Lambert v. Dealers Electrical Supply, Inc.

GUITTARD, Chief Justice,

dissenting.

I agree that a defendant is not required by rule 93(o) of the Texas Rules of Civil Procedure to deny under oath that he is “doing business under an assumed or trade name as alleged,” unless the petition has alleged that he is so doing business. I cannot agree, however, that the petition in .this case, when reasonably construed, does *64not so allege. I would hold that its provisions are clear enough to give defendant notice of his claim and thus to invoke the requirements of rule 93(o).

The majority rest the decision on the circumstance that the petition does not state in any of the numbered paragraphs that defendant was doing business in the name of “CTL Construction Company,” but only states in the opening paragraph or “preamble” that plaintiff is complaining of “C. T. Lambert, individually and d/b/a CTL Construction Company.” The majority point out that the petition seems to treat Lambert individually and “CTL Construction Company” as two separate defendants. The majority would presumably reach a different result if plaintiff had averred in one of the numbered paragraphs, “Defendant C. T. Lambert is doing business as CTL Construction Company,” notwithstanding use of “defendants” in the plural.

In my view, the majority draw too fine a line. No lawyer reading the petition is likely to get the impression that plaintiff is suing both Lambert and a corporation named “CTL Construction Company.” The petition does not identify “CTL Construction Company” as a corporation, and the name itself does not indicate whether the “company” is a corporation, a partnership, or an individual proprietorship. The only explanation of the nature of the company is that stated in the opening paragraph: “C. T. Lambert, individually and d/b/a CTL Construction Company.” Thus, it is clear from the petition that “CTL Construction Company” is intended as an assumed name for C. T. Lambert.

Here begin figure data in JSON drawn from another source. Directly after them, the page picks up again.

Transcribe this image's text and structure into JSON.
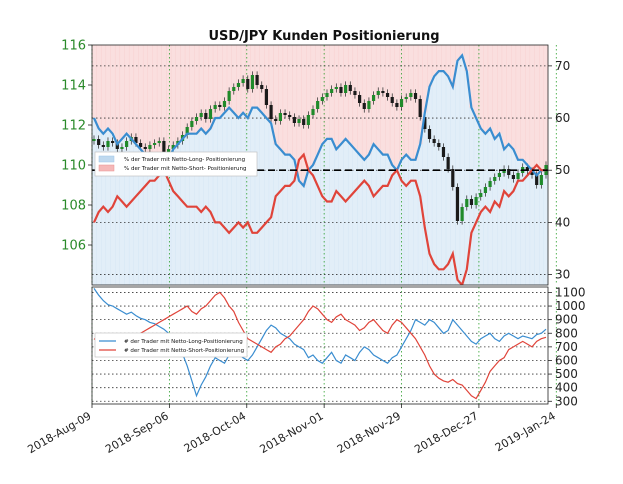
{
  "chart_data": {
    "type": "line",
    "title": "USD/JPY Kunden Positionierung",
    "x_tick_labels": [
      "2018-Aug-09",
      "2018-Sep-06",
      "2018-Oct-04",
      "2018-Nov-01",
      "2018-Nov-29",
      "2018-Dec-27",
      "2019-Jan-24"
    ],
    "top_panel": {
      "price_axis": {
        "side": "left",
        "ylim": [
          104,
          116
        ],
        "ticks": [
          "106",
          "108",
          "110",
          "112",
          "114",
          "116"
        ]
      },
      "percent_axis": {
        "side": "right",
        "ylim": [
          28,
          74
        ],
        "ticks": [
          "30",
          "40",
          "50",
          "60",
          "70"
        ]
      },
      "reference_line": 50,
      "legend": {
        "position": "left",
        "entries": [
          {
            "label": "% der Trader mit Netto-Long- Positionierung",
            "color": "#bfd9ef"
          },
          {
            "label": "% der Trader mit Netto-Short- Positionierung",
            "color": "#f5b8b8"
          }
        ]
      },
      "series": [
        {
          "kind": "candlestick_close",
          "axis": "left",
          "values": [
            111.3,
            111.0,
            110.9,
            111.2,
            111.1,
            110.8,
            110.9,
            111.2,
            111.4,
            111.1,
            110.9,
            110.8,
            111.0,
            111.1,
            111.2,
            110.6,
            110.8,
            111.0,
            111.2,
            111.5,
            111.9,
            112.2,
            112.4,
            112.6,
            112.3,
            112.8,
            113.0,
            112.9,
            113.2,
            113.7,
            113.9,
            114.1,
            114.3,
            113.8,
            114.5,
            114.0,
            113.8,
            113.0,
            112.3,
            112.2,
            112.6,
            112.5,
            112.4,
            112.1,
            112.3,
            112.0,
            112.5,
            112.8,
            113.2,
            113.4,
            113.6,
            113.8,
            113.9,
            113.6,
            114.0,
            113.7,
            113.5,
            113.1,
            112.8,
            113.2,
            113.5,
            113.7,
            113.6,
            113.4,
            113.1,
            112.9,
            113.3,
            113.4,
            113.6,
            113.3,
            112.4,
            111.8,
            111.3,
            111.1,
            110.9,
            110.4,
            109.8,
            108.9,
            107.2,
            107.9,
            108.3,
            108.0,
            108.4,
            108.6,
            108.9,
            109.2,
            109.4,
            109.6,
            109.8,
            109.5,
            109.3,
            109.6,
            109.9,
            109.7,
            109.5,
            109.0,
            109.5,
            110.0
          ]
        },
        {
          "kind": "percent_long",
          "axis": "right",
          "color": "#3a8dd0",
          "values": [
            60,
            58,
            57,
            58,
            57,
            55,
            56,
            57,
            56,
            55,
            54,
            53,
            52,
            52,
            51,
            50,
            52,
            54,
            55,
            56,
            57,
            57,
            57,
            58,
            57,
            58,
            60,
            60,
            61,
            62,
            61,
            60,
            61,
            60,
            62,
            62,
            61,
            60,
            59,
            55,
            54,
            53,
            53,
            52,
            48,
            47,
            50,
            51,
            53,
            55,
            56,
            56,
            54,
            55,
            56,
            55,
            54,
            53,
            52,
            53,
            55,
            54,
            53,
            53,
            51,
            50,
            52,
            53,
            52,
            52,
            55,
            61,
            66,
            68,
            69,
            69,
            68,
            66,
            71,
            72,
            69,
            62,
            60,
            58,
            57,
            58,
            56,
            57,
            54,
            55,
            54,
            52,
            52,
            51,
            50,
            49,
            50,
            50
          ]
        },
        {
          "kind": "percent_short",
          "axis": "right",
          "color": "#e0443a",
          "values": [
            40,
            42,
            43,
            42,
            43,
            45,
            44,
            43,
            44,
            45,
            46,
            47,
            48,
            48,
            49,
            50,
            48,
            46,
            45,
            44,
            43,
            43,
            43,
            42,
            43,
            42,
            40,
            40,
            39,
            38,
            39,
            40,
            39,
            40,
            38,
            38,
            39,
            40,
            41,
            45,
            46,
            47,
            47,
            48,
            52,
            53,
            50,
            49,
            47,
            45,
            44,
            44,
            46,
            45,
            44,
            45,
            46,
            47,
            48,
            47,
            45,
            46,
            47,
            47,
            49,
            50,
            48,
            47,
            48,
            48,
            45,
            39,
            34,
            32,
            31,
            31,
            32,
            34,
            29,
            28,
            31,
            38,
            40,
            42,
            43,
            42,
            44,
            43,
            46,
            45,
            46,
            48,
            48,
            49,
            50,
            51,
            50,
            50
          ]
        }
      ]
    },
    "bottom_panel": {
      "axis": {
        "side": "right",
        "ylim": [
          280,
          1140
        ],
        "ticks": [
          "300",
          "400",
          "500",
          "600",
          "700",
          "800",
          "900",
          "1000",
          "1100"
        ]
      },
      "legend": {
        "position": "left",
        "entries": [
          {
            "label": "# der Trader mit Netto-Long-Positionierung",
            "color": "#3a8dd0"
          },
          {
            "label": "# der Trader mit Netto-Short-Positionierung",
            "color": "#e0443a"
          }
        ]
      },
      "series": [
        {
          "name": "# der Trader mit Netto-Long-Positionierung",
          "color": "#3a8dd0",
          "values": [
            1130,
            1080,
            1040,
            1010,
            1000,
            980,
            960,
            940,
            955,
            930,
            910,
            900,
            880,
            870,
            850,
            830,
            800,
            760,
            700,
            650,
            560,
            450,
            340,
            420,
            480,
            560,
            620,
            600,
            580,
            640,
            700,
            650,
            620,
            600,
            640,
            700,
            760,
            820,
            860,
            840,
            800,
            780,
            760,
            720,
            700,
            680,
            620,
            640,
            600,
            580,
            620,
            660,
            600,
            580,
            640,
            620,
            600,
            660,
            700,
            680,
            640,
            620,
            600,
            580,
            620,
            640,
            700,
            760,
            820,
            900,
            880,
            860,
            900,
            880,
            840,
            800,
            820,
            900,
            860,
            820,
            780,
            740,
            720,
            760,
            780,
            800,
            760,
            740,
            780,
            800,
            780,
            760,
            780,
            770,
            760,
            790,
            800,
            830
          ]
        },
        {
          "name": "# der Trader mit Netto-Short-Positionierung",
          "color": "#e0443a",
          "values": [
            760,
            740,
            720,
            700,
            680,
            700,
            720,
            740,
            760,
            780,
            800,
            820,
            840,
            860,
            880,
            900,
            920,
            940,
            960,
            980,
            1000,
            960,
            940,
            980,
            1000,
            1040,
            1080,
            1100,
            1060,
            1000,
            960,
            880,
            820,
            760,
            740,
            720,
            700,
            680,
            660,
            700,
            720,
            760,
            780,
            820,
            860,
            900,
            960,
            1000,
            980,
            940,
            900,
            880,
            920,
            940,
            900,
            880,
            860,
            820,
            840,
            880,
            900,
            860,
            820,
            800,
            860,
            900,
            880,
            840,
            800,
            760,
            700,
            640,
            560,
            500,
            470,
            450,
            440,
            460,
            430,
            420,
            380,
            340,
            320,
            380,
            440,
            520,
            560,
            600,
            620,
            680,
            700,
            720,
            740,
            720,
            700,
            740,
            760,
            770
          ]
        }
      ]
    }
  }
}
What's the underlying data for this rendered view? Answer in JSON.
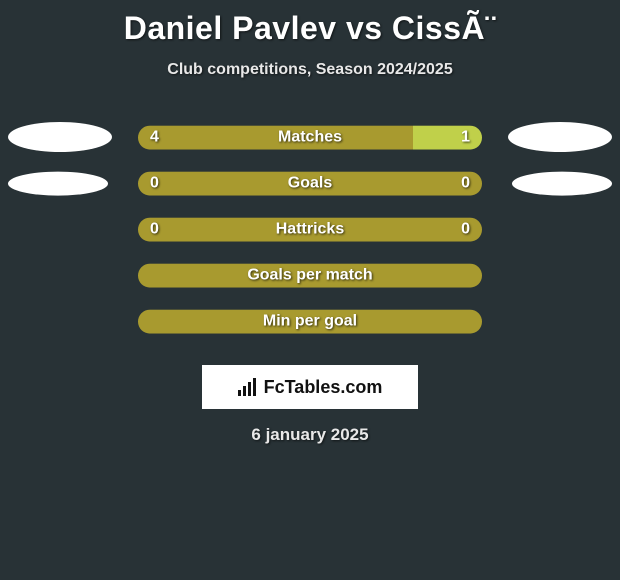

I concede that the expression “d/b/a” is a source of confusion. Apparently, plaintiff’s counsel was confused as to whether an individual doing business in an assumed name has more than one capacity in which he may be sued. Of course, as a matter of law, “d/b/a” does not indicate a separate legal capacity, and an individual doing business in an assumed name may be sued as an individual on any debt incurred in that name. The assumed name is only a matter, of identification. Consequently, any lawyer reading this petition must be deemed to know that when a person is sued “individually and as d/b/a,” only one defendant is named and only one defendant is sued, notwithstanding the use of “defendants” in the plural. The identification of defendant in the opening paragraph as doing business in an assumed name rather that in one of the numbered paragraphs may be an error of form subject to a special exception, but it hardly creates such an uncertainty or an ambiguity in the allegations as to relieve the defendant of the requirements of rule 93(o).

This lack of uncertainty is demonstrated by defendant’s posture before the trial court, which demonstrates that the petition was adequate to inform him of the nature of plaintiff’s claim. The proof of the pudding is the eating. Defendant evidently recognized that he was sued individually for a debt incurred by “CTL Construction Company” because he met the issue squarely by denying that he had contracted with plaintiff in an individual capacity and by alleging that “CTL Construction Company” was a corporation. He failed, however, to verify his answer by affidavit, as required by rule 93(o). At the trial he offered proof “that the debt is a corporate debt, not an individual debt of Mr. Lambert.” The judge sustained plaintiff’s objection to this proof on the ground that defendant was not entitled to present evidence in the absence of a sworn denial complying with rules 93 and 185. This ruling, in my opinion, was correct. Since the defect of form in alleging the “d/b/a” in the opening paragraph rather than in one of the numbered paragraphs was not brought to the judge’s attention in any manner, that defect was waived under rule 90.

Defendant raised no objection concerning the sufficiency of the petition until he filed his brief in this court, in which he asserts for the first time that the petition “names two defendants” and “alleges that the material sued on was sold and delivered to Defendant CTL Construction Company only.” This argument is evidently an afterthought, since defendant’s main argument is that the items in the account are not sufficiently described. That defect, in my *65view, also was waived, M. E. Morgan Co. v. Boise Cascade Corp., 583 S.W.2d 436 (Tex.Civ.App.—Texarkana 1979, no writ). Accordingly, I conclude that the judgment should be affirmed.